France: désacralisation du tambour parleur des tchaman de Côte d’Ivoire avant son rapatriement

Les autorités françaises vont rapatrier dans les jours à venir, le tambour parleur ou Djidji Ayokwe du peuple tchaman et plus précisément de la communauté bidjan près de la ville d’Abidjan. L’objet a été pillé en 1916 par les français en pleine période coloniale. Une délégation de chefs traditionnels a participé à une cérémonie de désacralisation le 7 novembre pour permettre la restauration de l’objet sacré.

Long de 3,31 mètres et pesant 430 kilos, le Djidji Ayokwe est un tambour mythique utilisé lors des cérémonies traditionnelles et servait aussi de moyen de communication entre les villageois. Il a été un outil de communication très utile à la résistance contre les colons qui venaient réquisitionner les populations. Selon la tradition orale des Tchaman du Goto Bidjan, le tambour a été réquisitionné en 1916, par l’administrateur des colonies Simon. L’autorité coloniale avait du mal à contrôler les peuples de cette partie de la Côte d’Ivoire, car le tambour était le moyen de ces villageois de se prévenir de l’arrivée des troupes coloniales et de se mettre en ordre de bataille. Depuis, des voix s’élèvent pour exiger le retour des objets volés durant la colonisation auprès de leurs propriétaires africains. Des pays européens comme l’Allemagne, la Grande-Bretagne ont déjà pris des initiatives allant dans ce sens (le retour des objets d’art en Afrique). La France également avait pris la décision depuis l’année passée, de rapatrier le tambour parleur réclamé par les autorités ivoiriennes et en particulier la communauté bidjan. A l’annonce de cette nouvelle, la chefferie traditionnelle de ce peuple de la région d’Abidjan de cette communauté avait salué « un geste fortement historique ».

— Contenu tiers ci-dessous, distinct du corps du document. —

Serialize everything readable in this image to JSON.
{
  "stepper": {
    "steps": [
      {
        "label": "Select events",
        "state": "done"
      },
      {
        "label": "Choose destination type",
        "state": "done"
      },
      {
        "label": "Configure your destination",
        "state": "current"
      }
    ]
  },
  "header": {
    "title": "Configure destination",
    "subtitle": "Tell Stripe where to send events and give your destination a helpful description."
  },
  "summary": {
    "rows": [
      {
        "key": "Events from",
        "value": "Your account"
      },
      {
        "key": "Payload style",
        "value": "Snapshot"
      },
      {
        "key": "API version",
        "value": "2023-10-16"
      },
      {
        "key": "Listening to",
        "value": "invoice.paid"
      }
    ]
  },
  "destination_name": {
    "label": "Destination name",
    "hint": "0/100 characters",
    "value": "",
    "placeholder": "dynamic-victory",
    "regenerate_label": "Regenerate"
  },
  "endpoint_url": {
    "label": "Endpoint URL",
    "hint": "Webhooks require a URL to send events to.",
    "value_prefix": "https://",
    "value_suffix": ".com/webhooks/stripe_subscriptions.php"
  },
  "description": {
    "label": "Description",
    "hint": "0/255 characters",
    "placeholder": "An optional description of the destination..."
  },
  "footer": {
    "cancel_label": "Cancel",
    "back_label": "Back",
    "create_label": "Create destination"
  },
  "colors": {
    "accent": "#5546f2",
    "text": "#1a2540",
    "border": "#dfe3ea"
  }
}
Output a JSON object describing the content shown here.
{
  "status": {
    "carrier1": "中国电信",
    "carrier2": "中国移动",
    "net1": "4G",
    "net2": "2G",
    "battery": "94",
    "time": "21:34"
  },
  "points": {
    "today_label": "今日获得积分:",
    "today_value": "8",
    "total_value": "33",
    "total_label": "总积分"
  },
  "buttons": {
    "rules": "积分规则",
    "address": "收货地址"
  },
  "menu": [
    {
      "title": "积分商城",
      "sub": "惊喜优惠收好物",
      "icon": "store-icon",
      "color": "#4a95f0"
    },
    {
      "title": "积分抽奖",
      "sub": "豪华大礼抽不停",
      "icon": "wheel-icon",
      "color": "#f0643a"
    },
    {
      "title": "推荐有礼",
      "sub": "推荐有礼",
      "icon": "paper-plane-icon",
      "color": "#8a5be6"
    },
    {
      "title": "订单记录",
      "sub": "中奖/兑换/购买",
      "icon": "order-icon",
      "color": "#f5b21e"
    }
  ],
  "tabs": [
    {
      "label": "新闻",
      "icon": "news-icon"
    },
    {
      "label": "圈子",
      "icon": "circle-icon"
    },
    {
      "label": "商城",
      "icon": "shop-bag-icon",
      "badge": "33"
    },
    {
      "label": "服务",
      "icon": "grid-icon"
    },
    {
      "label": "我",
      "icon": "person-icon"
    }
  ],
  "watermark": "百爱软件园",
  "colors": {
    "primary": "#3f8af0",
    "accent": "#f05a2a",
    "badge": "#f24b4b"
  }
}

« Je suis très heureux d’apprendre cette nouvelle. On ne s’attendait même plus à un retour de ce tam-tam qui était notre haut-parleur, notre Facebook » s’est félicité auprès de l’AFP Clavaire Aguego Mobio, actuel détenteur du pouvoir traditionnel des Ebriés. Mais avant de passer à l’acte, les autorités françaises ont organisé une cérémonie rituelle, lundi 7 novembre 2022, pour permettre la restauration de cet objet sacré, au Musée du Quai-Branly, en présence de membres de la communauté bidjan. Avant que ne débute la cérémonie, les chefs traditionnels conviés pour la circonstance ont entonné à l’aide d’un cor et d’un tambour, des chants de guerre, comme le faisaient leurs ancêtres avant de partir au combat, a rapporté RFI. Les membres de la communauté ont entrepris la désacralisation du tambour, en demandant à l’esprit qui est à l’intérieur de se retirer. Ils ont effectué sept fois le tour du Djidji Ayokwe, pour signifier le nombre de villages bidjan. Une libation a également été faite par le chef du plus ancien village bidjan, Cocody village, a ajouté notre source qui souligne que cette cérémonie était nécessaire pour permettre à des mains profanes de restaurer cet objet sacré.
Pour rappel, la Côte d’Ivoire avait officiellement demandé fin 2018 à la France la restitution de 148 œuvres d’art africain. « Le premier objet que nous demandons est le Djidji Ayokwe, le tambour parleur du peuple Ebrié. C’est un objet symbolique d’une grande importance qui a été arraché pendant la colonisation », avait précisé la directrice du musée des civilisations de Côte d’Ivoire, Silvie Memel Kassi.